The problem with the theory of moral hazard as applied to health care is that there are few experiences less pleasant than going to the doctor. "Do your patients like going to the doctor?" I asked a physician seated next to me at a dinner before the debate. "Of course not," he said. "They go because their wives tell them to." (He didn't explain what motivates wives to go to the doctor.) The availability of health care to a potential patient is different from the availability of, say, federal bailout money to an investment bank. Getting rich off an investment with minimal downside risk is fun. Having your doctor poke his index finger up your rectum is not fun.

That isn't to say you can't find worrywarts or outright hypochondriacs who will abuse the access that health insurance provides to doctors. (Remember Bill Murray as a masochistic dental patient in Little Shop of Horrors?) But this group represents a minority. For most of us, increased access to health care will likely increase necessary doctor visits, not unnecessary ones.
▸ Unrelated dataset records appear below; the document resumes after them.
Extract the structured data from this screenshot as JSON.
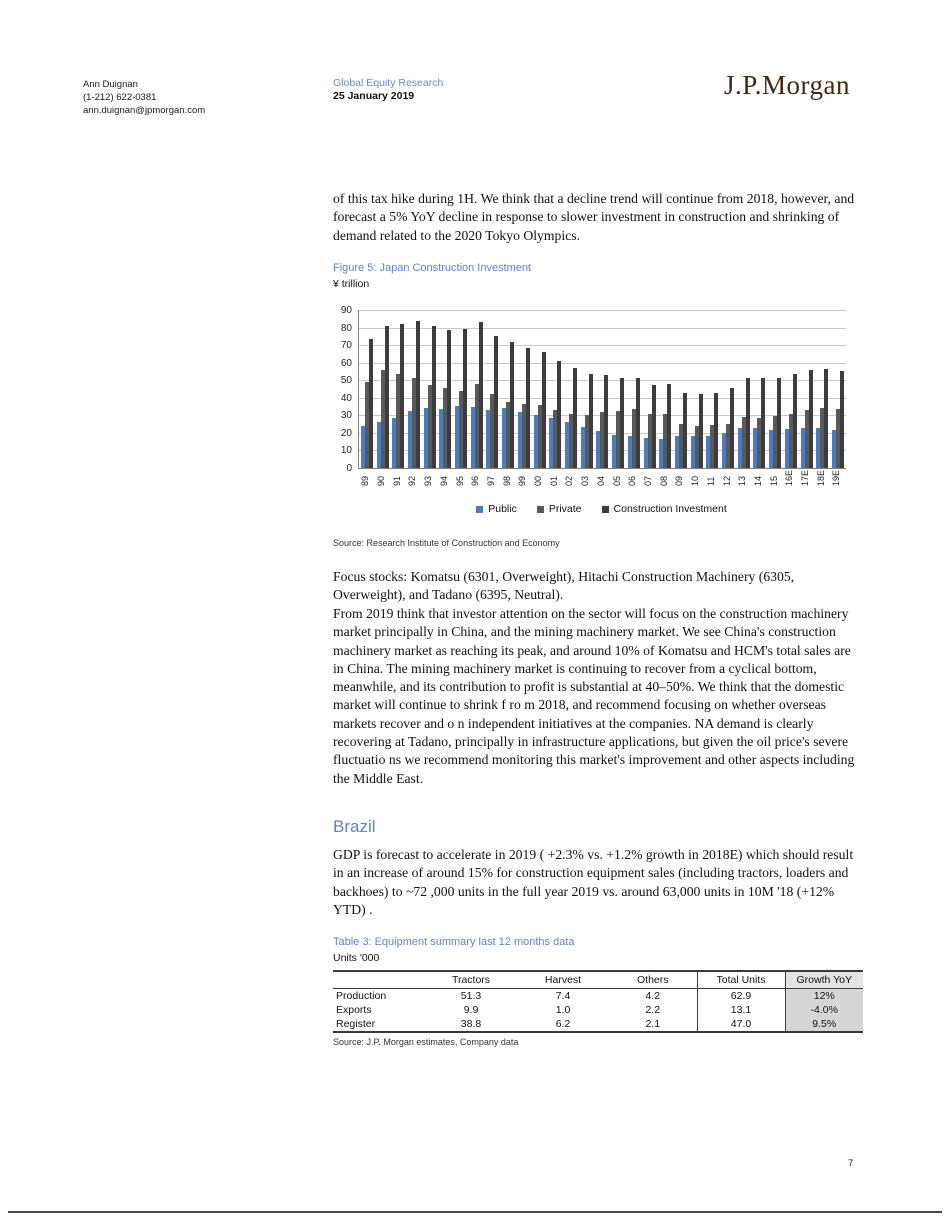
{
  "header": {
    "analyst": {
      "name": "Ann Duignan",
      "phone": "(1-212) 622-0381",
      "email": "ann.duignan@jpmorgan.com"
    },
    "division": "Global Equity Research",
    "date": "25 January 2019",
    "brand": "J.P.Morgan"
  },
  "intro_paragraph": "of this tax hike during 1H.  We think that a decline trend will continue from 2018, however, and forecast a 5% YoY decline in response to slower investment in construction and shrinking of demand related to the 2020 Tokyo Olympics.",
  "figure": {
    "caption": "Figure 5: Japan Construction Investment",
    "unit_label": "¥ trillion",
    "source": "Source: Research Institute of Construction and Economy"
  },
  "chart_data": {
    "type": "bar",
    "title": "Figure 5: Japan Construction Investment",
    "ylabel": "¥ trillion",
    "ylim": [
      0,
      90
    ],
    "ytick_interval": 10,
    "grid": true,
    "legend_position": "bottom",
    "categories": [
      "89",
      "90",
      "91",
      "92",
      "93",
      "94",
      "95",
      "96",
      "97",
      "98",
      "99",
      "00",
      "01",
      "02",
      "03",
      "04",
      "05",
      "06",
      "07",
      "08",
      "09",
      "10",
      "11",
      "12",
      "13",
      "14",
      "15",
      "16E",
      "17E",
      "18E",
      "19E"
    ],
    "series": [
      {
        "name": "Public",
        "color": "#4a7ebb",
        "values": [
          24,
          26,
          28.5,
          32.5,
          34,
          33.5,
          35.5,
          35,
          33,
          34,
          32,
          30,
          28.5,
          26,
          23.5,
          21,
          19,
          18,
          17,
          16.5,
          18,
          18,
          18.5,
          20,
          23,
          23,
          21.5,
          22.5,
          23,
          23,
          21.5
        ]
      },
      {
        "name": "Private",
        "color": "#595959",
        "values": [
          49,
          56,
          53.5,
          51.5,
          47.5,
          45.5,
          44,
          48,
          42,
          37.5,
          36.5,
          36,
          33,
          31,
          30,
          32,
          32.5,
          33.5,
          31,
          31,
          25,
          24,
          24.5,
          25,
          29,
          28.5,
          29.5,
          31,
          33,
          34,
          33.5
        ]
      },
      {
        "name": "Construction Investment",
        "color": "#3c3c3c",
        "values": [
          73.5,
          81,
          82,
          84,
          81,
          78.5,
          79,
          83,
          75,
          71.5,
          68.5,
          66,
          61,
          57,
          53.5,
          53,
          51.5,
          51.5,
          47.5,
          48,
          43,
          42,
          43,
          45.5,
          51,
          51,
          51,
          53.5,
          56,
          56.5,
          55
        ]
      }
    ]
  },
  "body": {
    "focus_paragraph": "Focus stocks: Komatsu (6301, Overweight), Hitachi Construction Machinery (6305, Overweight), and Tadano (6395, Neutral).",
    "outlook_paragraph": "From 2019 think that investor attention on the sector will focus on the construction machinery market principally in China, and the mining machinery market.  We see China's construction machinery market as reaching its peak, and around 10% of Komatsu and HCM's total sales are in China.    The mining machinery market is continuing to recover from a cyclical bottom, meanwhile, and its contribution to profit is substantial at 40–50%.  We think that the domestic market will continue to shrink f ro m 2018, and recommend focusing on whether overseas markets recover and o n independent initiatives at the companies.  NA demand is clearly recovering at Tadano, principally in infrastructure applications, but given the oil price's severe fluctuatio ns we recommend monitoring this market's improvement and other aspects including the Middle East.",
    "brazil_heading": "Brazil",
    "brazil_paragraph": "GDP is forecast to accelerate in 2019  ( +2.3% vs. +1.2% growth in 2018E) which should result in an increase of around 15% for construction equipment sales (including tractors, loaders and backhoes) to ~72  ,000 units in the full year 2019 vs. around 63,000 units in 10M  '18 (+12% YTD) ."
  },
  "table": {
    "caption": "Table 3: Equipment summary last 12 months data",
    "unit_label": "Units '000",
    "columns": [
      "",
      "Tractors",
      "Harvest",
      "Others",
      "Total Units",
      "Growth  YoY"
    ],
    "rows": [
      {
        "label": "Production",
        "values": [
          "51.3",
          "7.4",
          "4.2",
          "62.9",
          "12%"
        ]
      },
      {
        "label": "Exports",
        "values": [
          "9.9",
          "1.0",
          "2.2",
          "13.1",
          "-4.0%"
        ]
      },
      {
        "label": "Register",
        "values": [
          "38.8",
          "6.2",
          "2.1",
          "47.0",
          "9.5%"
        ]
      }
    ],
    "source": "Source: J.P. Morgan estimates, Company data"
  },
  "page": {
    "number": "7"
  },
  "colors": {
    "accent_blue": "#6283c4",
    "brand_brown": "#45260e",
    "grid": "#c9c9c9",
    "axis": "#808080"
  }
}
The relevant question, therefore, is whether reduced access to health care is more expensive, in the long run (by encouraging patients to defer treatment until they develop serious illness), than increased access. A study published last week in the New England Journal of Medicine ("Increased Ambulatory Care Copayments and Hospitalizations Among the Elderly") suggests the answer may be "yes."

As the study's authors point out, there have been lots of studies showing that increased copayments lead to fewer doctor visits (duh). But there haven't been a lot examining the consequences, particularly for the elderly (who would seem most likely to pester their doctors over every little discomfort, if only because old age brings many more of these). Their findings are striking:

Assuming an average reimbursement of $60 for an outpatient visit, seven annual outpatient visits per enrollee, and an average copayment increase of $8.50 per visit, a Medicare plan would receive an additional $5,950 in patient copayments and avert $1,200 in spending on outpatient visits for every 100 enrollees, for a total of $7,150 in savings for the health plan.
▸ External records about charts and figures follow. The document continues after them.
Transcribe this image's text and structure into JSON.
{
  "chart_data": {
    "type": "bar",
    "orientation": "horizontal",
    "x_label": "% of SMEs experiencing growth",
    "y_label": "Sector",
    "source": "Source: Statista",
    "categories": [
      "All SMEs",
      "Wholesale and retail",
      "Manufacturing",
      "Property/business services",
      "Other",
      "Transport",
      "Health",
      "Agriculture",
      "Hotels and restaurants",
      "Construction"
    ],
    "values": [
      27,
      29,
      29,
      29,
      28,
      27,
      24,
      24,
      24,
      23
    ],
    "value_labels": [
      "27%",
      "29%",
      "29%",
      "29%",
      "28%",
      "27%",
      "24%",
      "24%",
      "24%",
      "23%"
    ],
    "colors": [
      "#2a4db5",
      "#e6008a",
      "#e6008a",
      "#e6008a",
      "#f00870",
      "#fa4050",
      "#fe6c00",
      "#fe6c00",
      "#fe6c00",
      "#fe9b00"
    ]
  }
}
This is where discussions of moral hazard typically begin and end.

However, assuming an average cost of $11,065 for hospitalization of a person 65 to 84 years of age in 2006, our estimates suggest that expenditures for inpatient care will increase by $24,000 for every 100 health plan enrollees in the year after copayments for ambulatory care are increased.

Save $7,150, spend $24,000. Net loss: $16,850.

It may be that increasing copayments for the elderly is a riskier proposition than increasing copayments for the rest of us. Old folks pester their doctors more, but it seems logical that failure to treat their minor ailments would be more hazardous than failure to treat other people's. In a 2006 report for the National Bureau of Economic Research, MIT health economist Jonathan Gruber reviewed data from a health-insurance study the RAND Corporation conducted between 1971 and 1982. He found that increasing copayments did not appear to harm the health of "the average person." That discrepancy may help protect the elderly in the context of health reform, which is financed to a great extent through cuts in Medicare spending. These are to be achieved through reductions in payments to doctors and hospitals, not through any cutbacks in benefits. If these cutbacks prove politically difficult, legislators may be tempted to increase Medicare copayments. Should that possibility arise, the Congressional Budget Office could use the New England Journal study to conclude that this option would increase government spending, not decrease it.